A random sampling of 728 voters by the Forum Poll, a day following last week’s budget announcement, showed the gap between Ontario’s Liberals and Progressive Conservatives has narrowed substantially.
The PCs sill have support from more than a third (36 per cent) of voters, but that’s down from 44 per cent back on March 12. The Liberals now trail with 29 per cent support, which is up six percentage points.
Esselment said the Liberal approach doesn’t appear to be too unlike the one used in the last election when former Tory leader Tim Hudak’s promise to cut 100,000 public sector jobs ended up backfiring, resulting in a Liberal majority.
“Right now they’re giving them too much room — the Liberals and the NDP will start defining what those cuts mean … and when you’ve got a vacuum of $5.6 billion it leaves a lot room for opposition parties to fill in the blanks for voters.”
Kitchener Centre Liberal MPP Daiene Vernile said electors will be able to vote for “core values” this June.
“Do you want to build a caring Ontario or do you want to see your social services cut?” she said.
Vernile highlighted that the Liberal budget includes increased operational funding for libraries, which had been frozen for the past two decades, as well as an $11-billion commitment to support construction of the first high-speed rail service in Canada through Waterloo Region.
Kitchener Mayor Berry Vrbanovic called the announcement a “game changer” and ultimately a “vote of confidence.”
He noted that the province remains committed to matching federal funding for infrastructure and affordable housing upgrades, as well as initiatives aimed at addressing the opioid epidemic.
“There are some things that are important for us as cities if we want to manage the issues and budgetary pressures we’re going to face if we don’t deal with them,” he said.
Kitchener-Conestoga PC MPP Michael Harris said the Liberal promises only translate to higher taxes and increased debt on the shoulders of future generations.
“Budgeting another $6.7-billion deficit means a total debt of over $325 billion, and over $12 billion in annual interest payments that should be going to the priorities we all share,” Harris highlighted in a press release.

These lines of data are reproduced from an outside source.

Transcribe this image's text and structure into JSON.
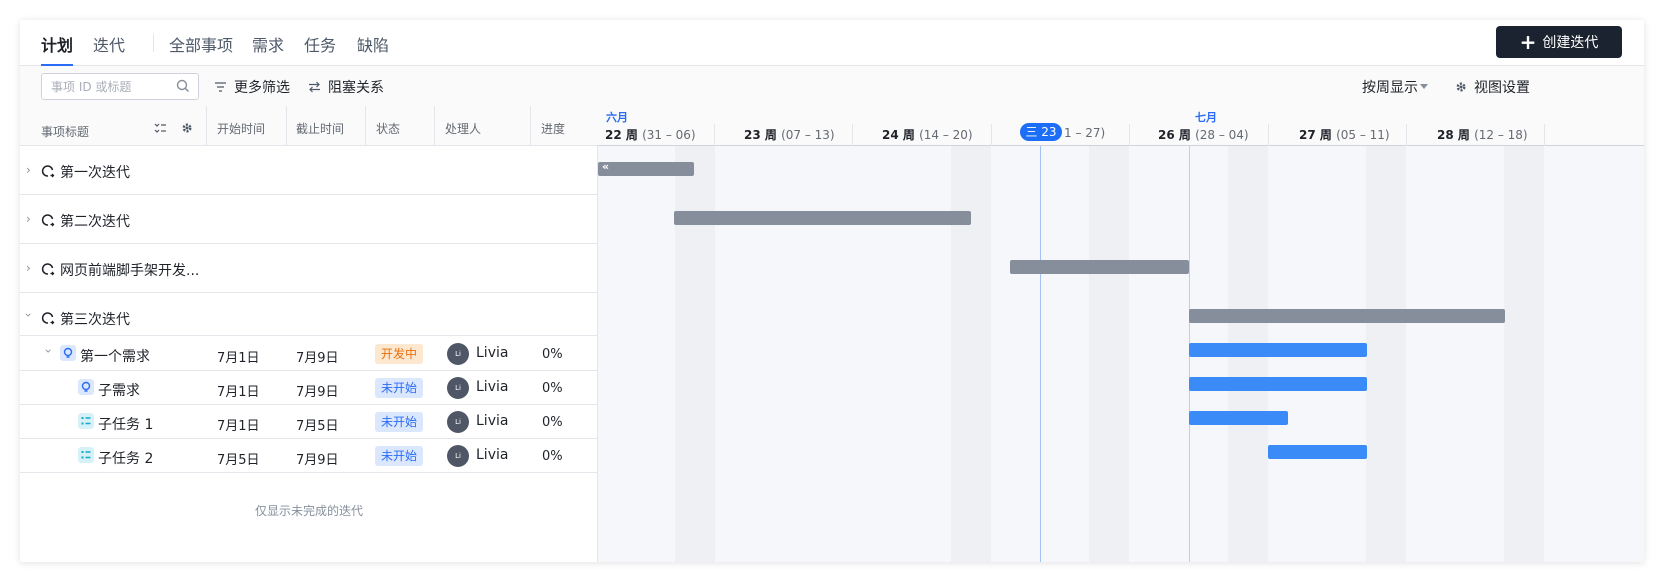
{
  "nav": {
    "tabs": [
      "计划",
      "迭代",
      "全部事项",
      "需求",
      "任务",
      "缺陷"
    ],
    "active_tab": "计划",
    "create_button": "创建迭代"
  },
  "toolbar": {
    "search_placeholder": "事项 ID 或标题",
    "more_filters": "更多筛选",
    "blocking_relations": "阻塞关系",
    "view_mode": "按周显示",
    "view_settings": "视图设置"
  },
  "table": {
    "columns": {
      "title": "事项标题",
      "start": "开始时间",
      "due": "截止时间",
      "status": "状态",
      "assignee": "处理人",
      "progress": "进度"
    },
    "groups": [
      {
        "name": "第一次迭代"
      },
      {
        "name": "第二次迭代"
      },
      {
        "name": "网页前端脚手架开发..."
      },
      {
        "name": "第三次迭代"
      }
    ],
    "items": [
      {
        "title": "第一个需求",
        "start": "7月1日",
        "due": "7月9日",
        "status": "开发中",
        "assignee": "Livia",
        "avatar_text": "Li",
        "progress": "0%",
        "type": "requirement"
      },
      {
        "title": "子需求",
        "start": "7月1日",
        "due": "7月9日",
        "status": "未开始",
        "assignee": "Livia",
        "avatar_text": "Li",
        "progress": "0%",
        "type": "requirement"
      },
      {
        "title": "子任务 1",
        "start": "7月1日",
        "due": "7月5日",
        "status": "未开始",
        "assignee": "Livia",
        "avatar_text": "Li",
        "progress": "0%",
        "type": "task"
      },
      {
        "title": "子任务 2",
        "start": "7月5日",
        "due": "7月9日",
        "status": "未开始",
        "assignee": "Livia",
        "avatar_text": "Li",
        "progress": "0%",
        "type": "task"
      }
    ],
    "footer_note": "仅显示未完成的迭代"
  },
  "timeline": {
    "months": [
      "六月",
      "七月"
    ],
    "weeks": [
      {
        "label": "22 周",
        "range": "(31 – 06)"
      },
      {
        "label": "23 周",
        "range": "(07 – 13)"
      },
      {
        "label": "24 周",
        "range": "(14 – 20)"
      },
      {
        "label": "",
        "range": "1 – 27)"
      },
      {
        "label": "26 周",
        "range": "(28 – 04)"
      },
      {
        "label": "27 周",
        "range": "(05 – 11)"
      },
      {
        "label": "28 周",
        "range": "(12 – 18)"
      }
    ],
    "today_label": "三 23",
    "collapse_marker": "«"
  },
  "colors": {
    "accent": "#2b6cf6",
    "iteration_bar": "#868e9c",
    "item_bar": "#3a8bf7",
    "status_dev_bg": "#fde7cf",
    "status_dev_fg": "#e8700e",
    "status_todo_bg": "#dae7fd",
    "status_todo_fg": "#2b6cf6",
    "create_button_bg": "#1b2230"
  }
}
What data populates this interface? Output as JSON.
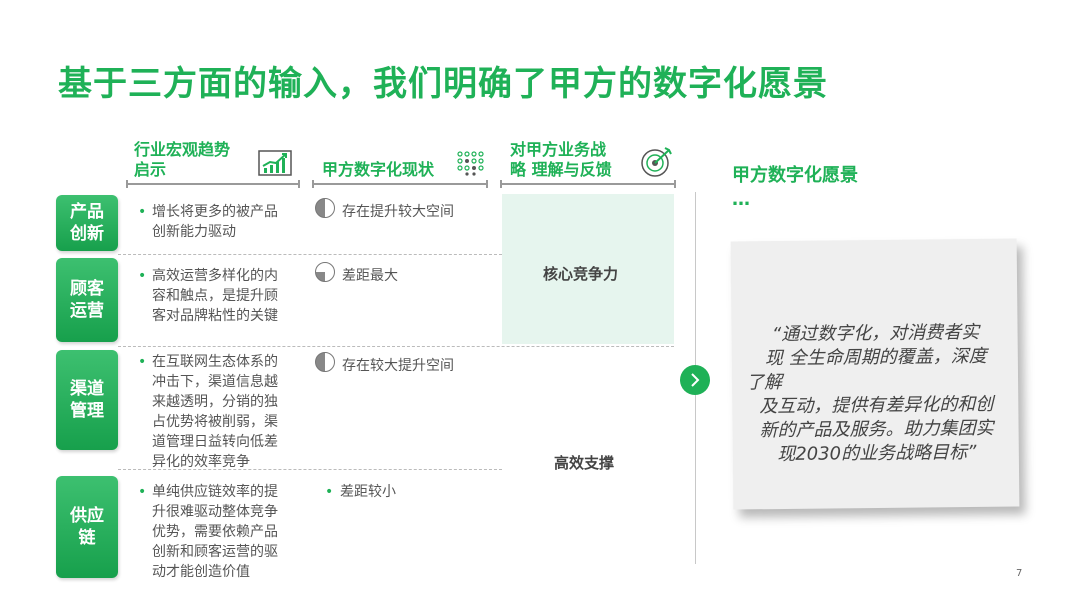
{
  "title": "基于三方面的输入，我们明确了甲方的数字化愿景",
  "columns": [
    {
      "line1": "行业宏观趋势",
      "line2": "启示",
      "icon": "trend-chart-icon"
    },
    {
      "line1": "甲方数字化现状",
      "icon": "dot-grid-icon"
    },
    {
      "line1": "对甲方业务战",
      "line2": "略 理解与反馈",
      "icon": "target-icon"
    },
    {
      "line1": "甲方数字化愿景",
      "line2": "…"
    }
  ],
  "rows": [
    {
      "label_lines": [
        "产品",
        "创新"
      ],
      "trend_lines": [
        "增长将更多的被产品",
        "创新能力驱动"
      ],
      "status": "存在提升较大空间",
      "status_fill": 0.5
    },
    {
      "label_lines": [
        "顾客",
        "运营"
      ],
      "trend_lines": [
        "高效运营多样化的内",
        "容和触点，是提升顾",
        "客对品牌粘性的关键"
      ],
      "status": "差距最大",
      "status_fill": 0.25
    },
    {
      "label_lines": [
        "渠道",
        "管理"
      ],
      "trend_lines": [
        "在互联网生态体系的",
        "冲击下，渠道信息越",
        "来越透明，分销的独",
        "占优势将被削弱，渠",
        "道管理日益转向低差",
        "异化的效率竞争"
      ],
      "status": "存在较大提升空间",
      "status_fill": 0.5
    },
    {
      "label_lines": [
        "供应链"
      ],
      "trend_lines": [
        "单纯供应链效率的提",
        "升很难驱动整体竞争",
        "优势，需要依赖产品",
        "创新和顾客运营的驱",
        "动才能创造价值"
      ],
      "status": "差距较小",
      "status_fill": 0
    }
  ],
  "capabilities": {
    "core": "核心竞争力",
    "support": "高效支撑"
  },
  "vision_lines": [
    "“通过数字化，对消费者实",
    "现 全生命周期的覆盖，深度",
    "了解",
    "及互动，提供有差异化的和创",
    "新的产品及服务。助力集团实",
    "现2030的业务战略目标”"
  ],
  "page_number": "7",
  "colors": {
    "brand_green": "#1fb157",
    "light_green": "#e6f5ee",
    "pie_fill": "#888888"
  }
}
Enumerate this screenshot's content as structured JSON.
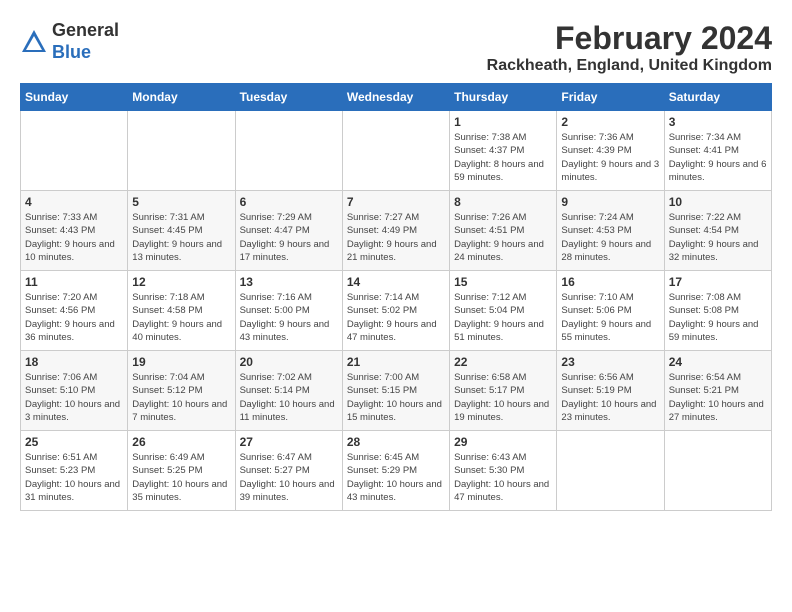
{
  "header": {
    "logo_general": "General",
    "logo_blue": "Blue",
    "month_year": "February 2024",
    "location": "Rackheath, England, United Kingdom"
  },
  "days_of_week": [
    "Sunday",
    "Monday",
    "Tuesday",
    "Wednesday",
    "Thursday",
    "Friday",
    "Saturday"
  ],
  "weeks": [
    [
      {
        "day": "",
        "info": ""
      },
      {
        "day": "",
        "info": ""
      },
      {
        "day": "",
        "info": ""
      },
      {
        "day": "",
        "info": ""
      },
      {
        "day": "1",
        "info": "Sunrise: 7:38 AM\nSunset: 4:37 PM\nDaylight: 8 hours\nand 59 minutes."
      },
      {
        "day": "2",
        "info": "Sunrise: 7:36 AM\nSunset: 4:39 PM\nDaylight: 9 hours\nand 3 minutes."
      },
      {
        "day": "3",
        "info": "Sunrise: 7:34 AM\nSunset: 4:41 PM\nDaylight: 9 hours\nand 6 minutes."
      }
    ],
    [
      {
        "day": "4",
        "info": "Sunrise: 7:33 AM\nSunset: 4:43 PM\nDaylight: 9 hours\nand 10 minutes."
      },
      {
        "day": "5",
        "info": "Sunrise: 7:31 AM\nSunset: 4:45 PM\nDaylight: 9 hours\nand 13 minutes."
      },
      {
        "day": "6",
        "info": "Sunrise: 7:29 AM\nSunset: 4:47 PM\nDaylight: 9 hours\nand 17 minutes."
      },
      {
        "day": "7",
        "info": "Sunrise: 7:27 AM\nSunset: 4:49 PM\nDaylight: 9 hours\nand 21 minutes."
      },
      {
        "day": "8",
        "info": "Sunrise: 7:26 AM\nSunset: 4:51 PM\nDaylight: 9 hours\nand 24 minutes."
      },
      {
        "day": "9",
        "info": "Sunrise: 7:24 AM\nSunset: 4:53 PM\nDaylight: 9 hours\nand 28 minutes."
      },
      {
        "day": "10",
        "info": "Sunrise: 7:22 AM\nSunset: 4:54 PM\nDaylight: 9 hours\nand 32 minutes."
      }
    ],
    [
      {
        "day": "11",
        "info": "Sunrise: 7:20 AM\nSunset: 4:56 PM\nDaylight: 9 hours\nand 36 minutes."
      },
      {
        "day": "12",
        "info": "Sunrise: 7:18 AM\nSunset: 4:58 PM\nDaylight: 9 hours\nand 40 minutes."
      },
      {
        "day": "13",
        "info": "Sunrise: 7:16 AM\nSunset: 5:00 PM\nDaylight: 9 hours\nand 43 minutes."
      },
      {
        "day": "14",
        "info": "Sunrise: 7:14 AM\nSunset: 5:02 PM\nDaylight: 9 hours\nand 47 minutes."
      },
      {
        "day": "15",
        "info": "Sunrise: 7:12 AM\nSunset: 5:04 PM\nDaylight: 9 hours\nand 51 minutes."
      },
      {
        "day": "16",
        "info": "Sunrise: 7:10 AM\nSunset: 5:06 PM\nDaylight: 9 hours\nand 55 minutes."
      },
      {
        "day": "17",
        "info": "Sunrise: 7:08 AM\nSunset: 5:08 PM\nDaylight: 9 hours\nand 59 minutes."
      }
    ],
    [
      {
        "day": "18",
        "info": "Sunrise: 7:06 AM\nSunset: 5:10 PM\nDaylight: 10 hours\nand 3 minutes."
      },
      {
        "day": "19",
        "info": "Sunrise: 7:04 AM\nSunset: 5:12 PM\nDaylight: 10 hours\nand 7 minutes."
      },
      {
        "day": "20",
        "info": "Sunrise: 7:02 AM\nSunset: 5:14 PM\nDaylight: 10 hours\nand 11 minutes."
      },
      {
        "day": "21",
        "info": "Sunrise: 7:00 AM\nSunset: 5:15 PM\nDaylight: 10 hours\nand 15 minutes."
      },
      {
        "day": "22",
        "info": "Sunrise: 6:58 AM\nSunset: 5:17 PM\nDaylight: 10 hours\nand 19 minutes."
      },
      {
        "day": "23",
        "info": "Sunrise: 6:56 AM\nSunset: 5:19 PM\nDaylight: 10 hours\nand 23 minutes."
      },
      {
        "day": "24",
        "info": "Sunrise: 6:54 AM\nSunset: 5:21 PM\nDaylight: 10 hours\nand 27 minutes."
      }
    ],
    [
      {
        "day": "25",
        "info": "Sunrise: 6:51 AM\nSunset: 5:23 PM\nDaylight: 10 hours\nand 31 minutes."
      },
      {
        "day": "26",
        "info": "Sunrise: 6:49 AM\nSunset: 5:25 PM\nDaylight: 10 hours\nand 35 minutes."
      },
      {
        "day": "27",
        "info": "Sunrise: 6:47 AM\nSunset: 5:27 PM\nDaylight: 10 hours\nand 39 minutes."
      },
      {
        "day": "28",
        "info": "Sunrise: 6:45 AM\nSunset: 5:29 PM\nDaylight: 10 hours\nand 43 minutes."
      },
      {
        "day": "29",
        "info": "Sunrise: 6:43 AM\nSunset: 5:30 PM\nDaylight: 10 hours\nand 47 minutes."
      },
      {
        "day": "",
        "info": ""
      },
      {
        "day": "",
        "info": ""
      }
    ]
  ]
}
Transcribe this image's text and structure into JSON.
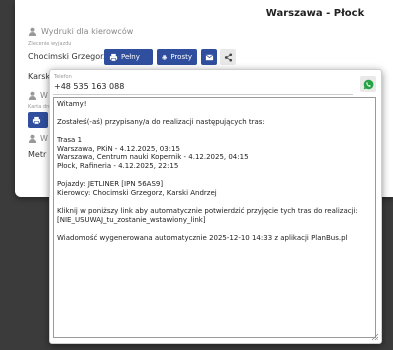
{
  "header": {
    "route_title": "Warszawa - Płock"
  },
  "printouts": {
    "title": "Wydruki dla kierowców",
    "departure_label": "Zlecenie wyjazdu",
    "driver_1": "Chocimski Grzegorz",
    "btn_full": "Pełny",
    "btn_simple": "Prosty",
    "driver_2_partial": "Karski",
    "card_label_partial": "Karta dro",
    "section_w1": "W",
    "section_w2": "W",
    "metro_partial": "Metr"
  },
  "popup": {
    "phone_label": "Telefon",
    "phone_value": "+48 535 163 088",
    "message": "Witamy!\n\nZostałeś(-aś) przypisany/a do realizacji następujących tras:\n\nTrasa 1\nWarszawa, PKiN - 4.12.2025, 03:15\nWarszawa, Centrum nauki Kopernik - 4.12.2025, 04:15\nPłock, Rafineria - 4.12.2025, 22:15\n\nPojazdy: JETLINER [IPN 56AS9]\nKierowcy: Chocimski Grzegorz, Karski Andrzej\n\nKliknij w poniższy link aby automatycznie potwierdzić przyjęcie tych tras do realizacji:\n[NIE_USUWAJ_tu_zostanie_wstawiony_link]\n\nWiadomość wygenerowana automatycznie 2025-12-10 14:33 z aplikacji PlanBus.pl"
  },
  "colors": {
    "button_blue": "#2f4f9e",
    "whatsapp_green": "#25a244"
  },
  "icons": [
    "user-icon",
    "printer-icon",
    "envelope-icon",
    "share-icon",
    "whatsapp-icon"
  ]
}
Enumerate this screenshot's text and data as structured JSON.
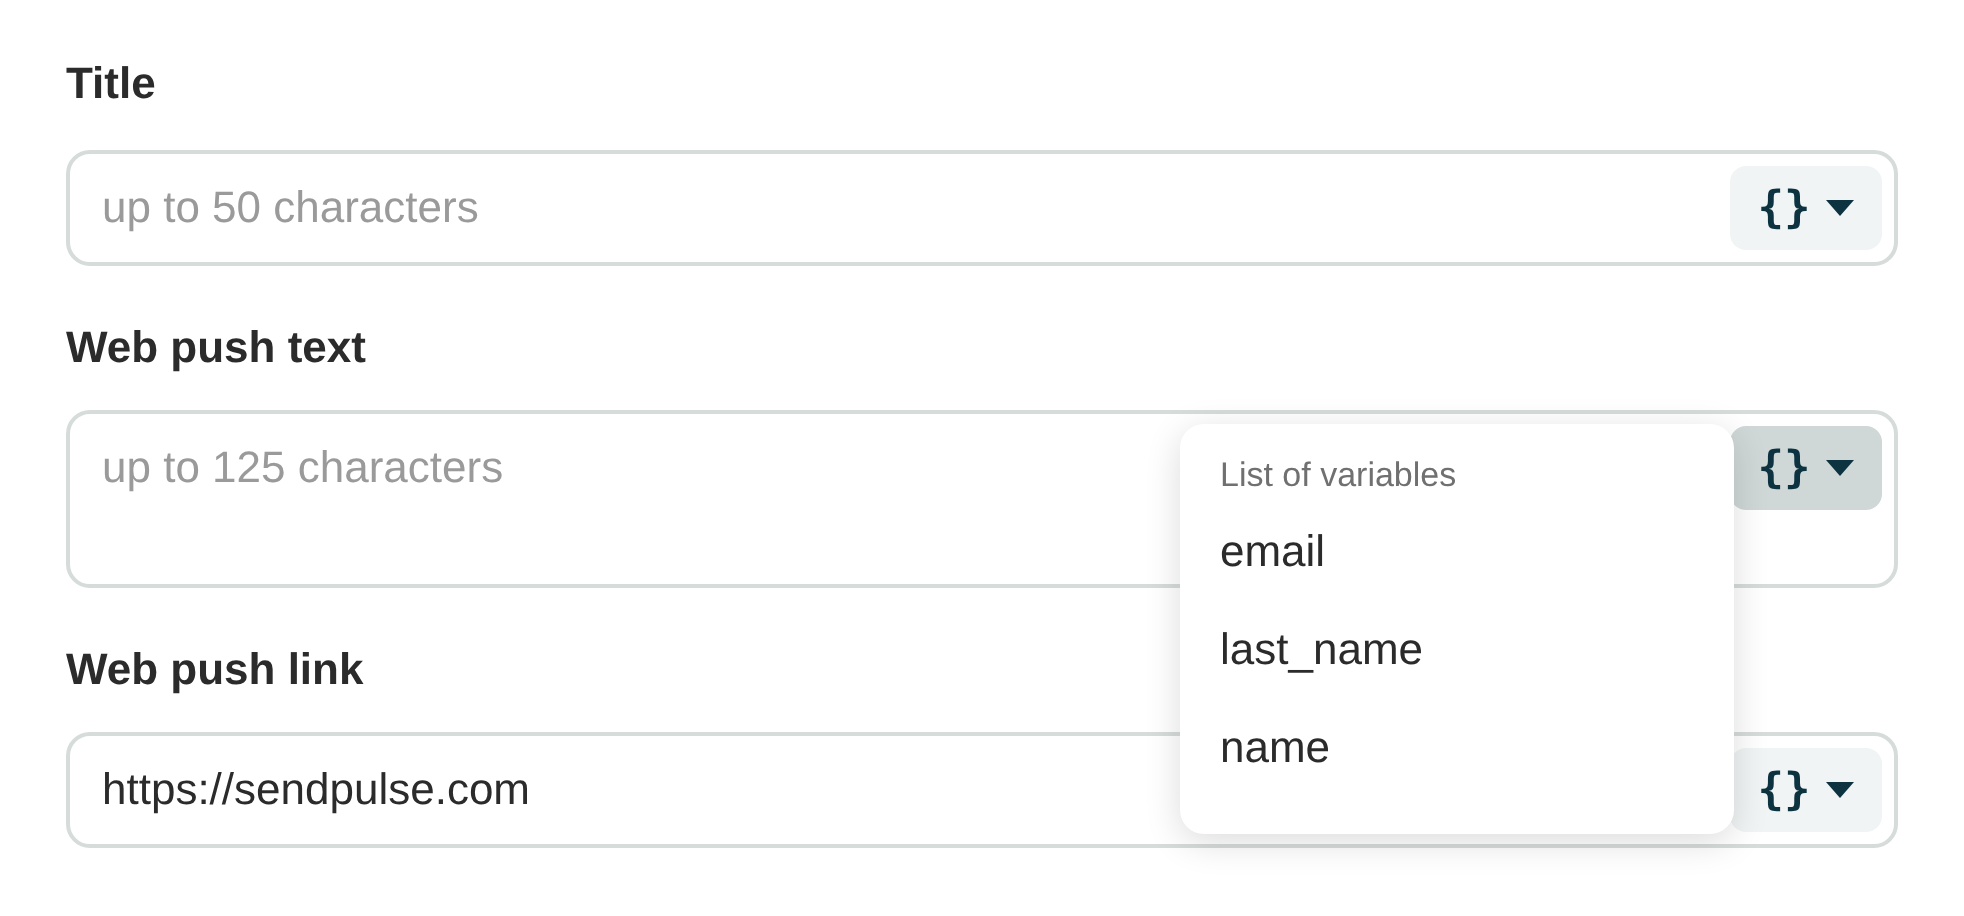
{
  "fields": [
    {
      "label": "Title",
      "kind": "single",
      "placeholder": "up to 50 characters",
      "variables_button": {
        "symbol": "{}",
        "open": false
      }
    },
    {
      "label": "Web push text",
      "kind": "multi",
      "placeholder": "up to 125 characters",
      "variables_button": {
        "symbol": "{}",
        "open": true
      },
      "menu": {
        "header": "List of variables",
        "items": [
          "email",
          "last_name",
          "name"
        ]
      }
    },
    {
      "label": "Web push link",
      "kind": "single",
      "value": "https://sendpulse.com",
      "variables_button": {
        "symbol": "{}",
        "open": false
      }
    }
  ]
}
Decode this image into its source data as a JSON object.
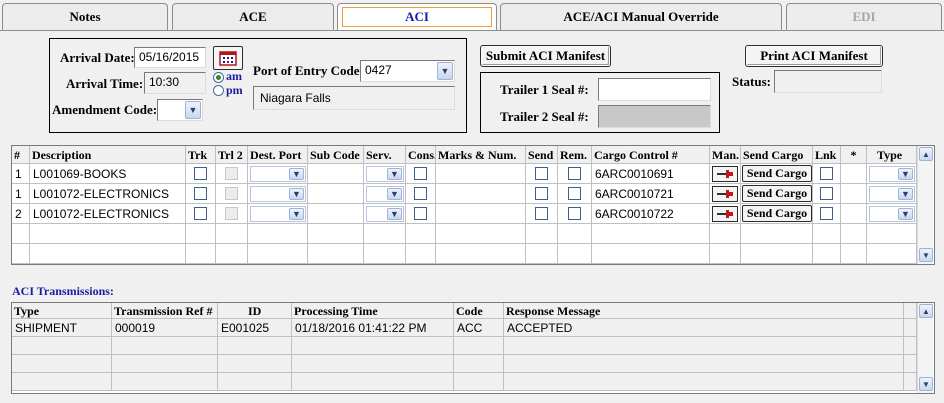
{
  "tabs": [
    {
      "label": "Notes",
      "state": "normal"
    },
    {
      "label": "ACE",
      "state": "normal"
    },
    {
      "label": "ACI",
      "state": "active"
    },
    {
      "label": "ACE/ACI Manual Override",
      "state": "normal"
    },
    {
      "label": "EDI",
      "state": "disabled"
    }
  ],
  "header": {
    "arrival_date_label": "Arrival Date:",
    "arrival_date_value": "05/16/2015",
    "arrival_time_label": "Arrival Time:",
    "arrival_time_value": "10:30",
    "am_label": "am",
    "pm_label": "pm",
    "am_selected": true,
    "amendment_code_label": "Amendment Code:",
    "amendment_code_value": "",
    "port_label": "Port of Entry Code:",
    "port_code_value": "0427",
    "port_name_value": "Niagara Falls",
    "submit_button": "Submit ACI Manifest",
    "print_button": "Print ACI Manifest",
    "status_label": "Status:",
    "status_value": "",
    "trailer1_label": "Trailer 1 Seal #:",
    "trailer1_value": "",
    "trailer2_label": "Trailer 2 Seal #:",
    "trailer2_value": ""
  },
  "cargo_grid": {
    "columns": [
      "#",
      "Description",
      "Trk",
      "Trl 2",
      "Dest. Port",
      "Sub Code",
      "Serv.",
      "Cons.",
      "Marks & Num.",
      "Send",
      "Rem.",
      "Cargo Control #",
      "Man.",
      "Send Cargo",
      "Lnk",
      "*",
      "Type"
    ],
    "rows": [
      {
        "num": "1",
        "description": "L001069-BOOKS",
        "cargo_control": "6ARC0010691",
        "send_cargo_label": "Send Cargo"
      },
      {
        "num": "1",
        "description": "L001072-ELECTRONICS",
        "cargo_control": "6ARC0010721",
        "send_cargo_label": "Send Cargo"
      },
      {
        "num": "2",
        "description": "L001072-ELECTRONICS",
        "cargo_control": "6ARC0010722",
        "send_cargo_label": "Send Cargo"
      }
    ]
  },
  "transmissions": {
    "title": "ACI Transmissions:",
    "columns": [
      "Type",
      "Transmission Ref #",
      "ID",
      "Processing Time",
      "Code",
      "Response Message"
    ],
    "rows": [
      {
        "type": "SHIPMENT",
        "ref": "000019",
        "id": "E001025",
        "time": "01/18/2016 01:41:22 PM",
        "code": "ACC",
        "message": "ACCEPTED"
      }
    ]
  },
  "icons": [
    "calendar-icon",
    "manifest-pin-icon",
    "dropdown-arrow-icon",
    "scroll-up-icon",
    "scroll-down-icon"
  ]
}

NDP Leader Andrea Horwath said the budget fails to live up to its vote-grabbing hype, pointing to caps on proposed Liberal drug and dental plans, as well as hospital increases following years of funding freezes.
“The Liberals have had 15 years to get good things done for people,” said Horwath.
“Instead, Wynne chose to cut and privatize. She chose to sell off Hydro One and make hydro bills too expensive. She chose to let child care become the most expensive in the nation.”
Yet Vernile says Ontario’s economy is growing faster than any other province or G7 country.
“Not everyone is benefitting from the strong economy that we have,” she said. “We want to ensure there is fairness and affordability and opportunity for everyone.
“I think what voters will have to think about is, is the fiscal approach the right approach?” Esselment said. “They might like programs and ideas that grow and support a middle class, which is always good for democracies and good for economies, but do they support the method of doing so, which is to borrow and not to raise revenue the same way?”